In this way, we can solve the problem in code "refseq[gpos+1] = seq[I]". However the change of spos and epos will cause some other problems. Sorry for I forget the exact error, and I will just paste the edited code below: line 293 in drawreadset.py:

    def calculate_readmap(self, is_strand_group=False):
        group_list = ['all']
        if is_strand_group:
            group_list.extend(self.STRAND_GROUP_LIST)

        for group in group_list:
            self.max_cov[group] = 0

        start_pos = max(0, self.g_spos - self.read_gap_w - 500)
        end_pos = self.g_epos + 500

        for a in self.samAlign.fetch(self.chrom, start_pos, end_pos):
            if len(a.positions) > 0:
                rid = self.get_rid(a)
                self.update_ref_seq_with_read(a)
                if not self.is_exist_read(rid):
                    r = DrawRead(a, self.refseq)
                    r.id = rid
                    r.read_gap_h = self.read_gap_h
                    r.read_gap_w = self.read_gap_w
                    r.panel_g_spos = self.g_spos
                    r.opt = self.opt
                    self.readset[rid] = r
                else:
                    r = self.readset[rid]
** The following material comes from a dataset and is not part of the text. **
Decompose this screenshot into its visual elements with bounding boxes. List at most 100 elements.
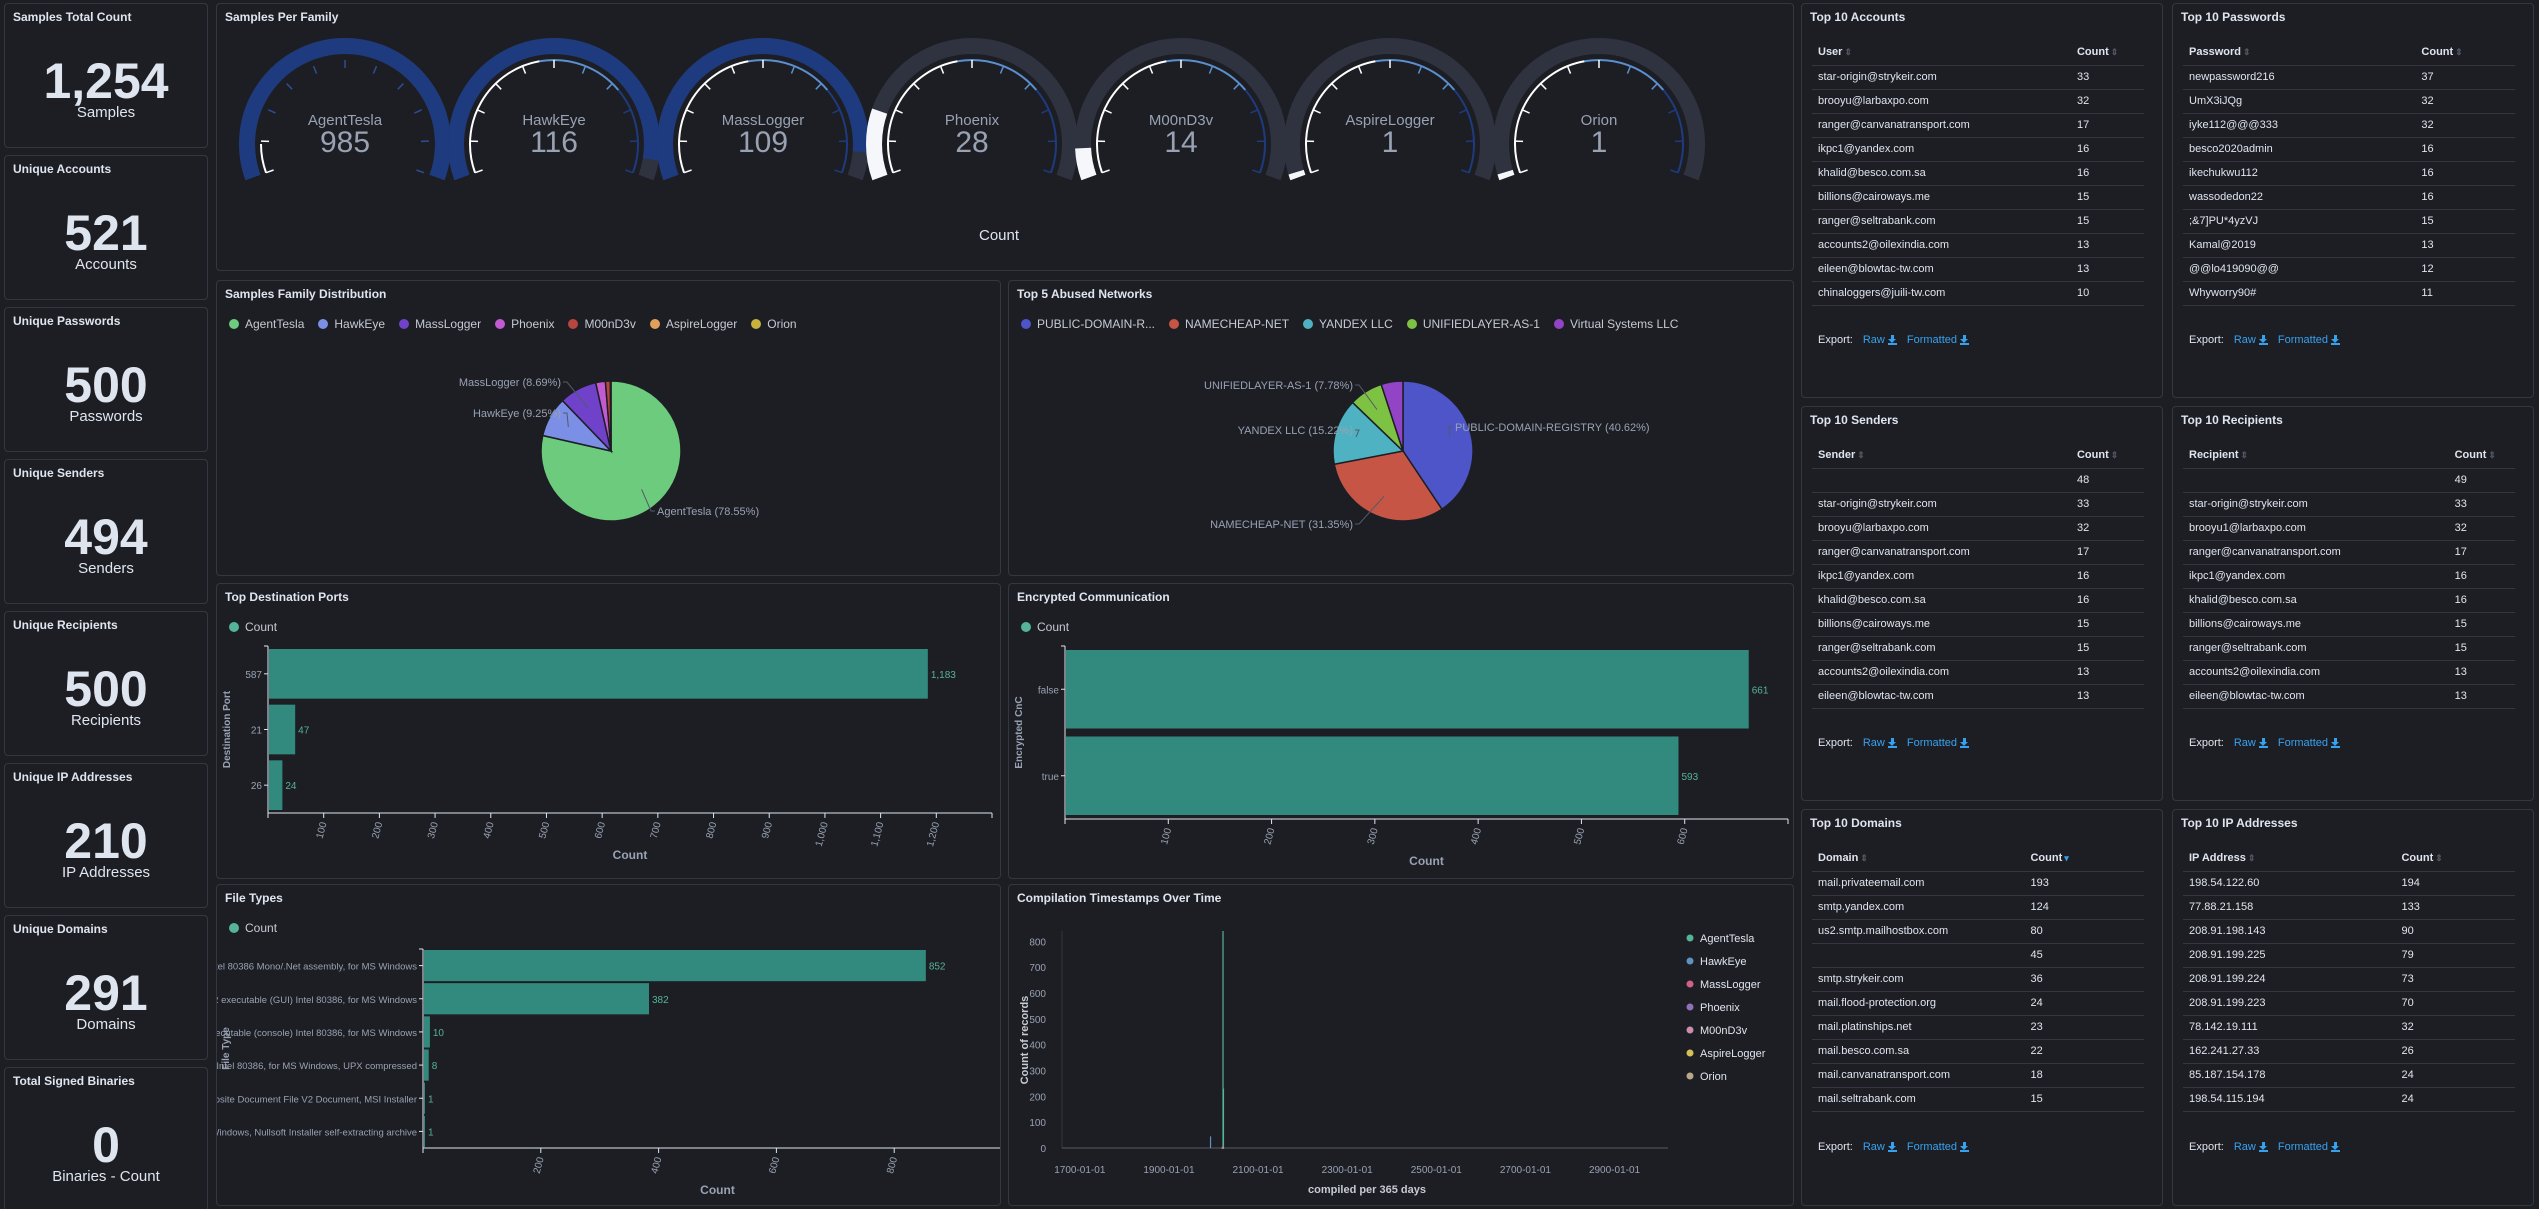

and line 27 in basetrack.py:

def draw(self, dr):
        y = self.h - 1
        y1 = 0
        y2 = y
        x1 = 0
        x2 = self.w

        yi = int( y / 2 ) - 5
        h = 10
        dr.line([(x1, 0), (x2, 0)], fill=COLOR['SEPARATE'], width=1)
        dr.line([(x1, y), (x2, y)], fill=COLOR['SEPARATE'], width=1)
        vcls = ""
        i0 = max(1, (1 - self.spos))
        for i in range(i0, self.g_len):
            if i > self.chrom_len - self.spos:
                break
            else:
                posi = self.spos + i
                base = self.refseq[posi]
                base = base.upper()

The trouble is, code above used an argument "self.chrom_len" which is not defined in the raw code. It was quoted in bamsnap.py. It originated from the function : get_refseq_from_fasta(), and was transported among several functions. It is hard to track it secondly, so if you want to solve this problem, work on yourself. Hope these work can help you. The project is fantastic, and just needs a little improvement. Thanks to the author.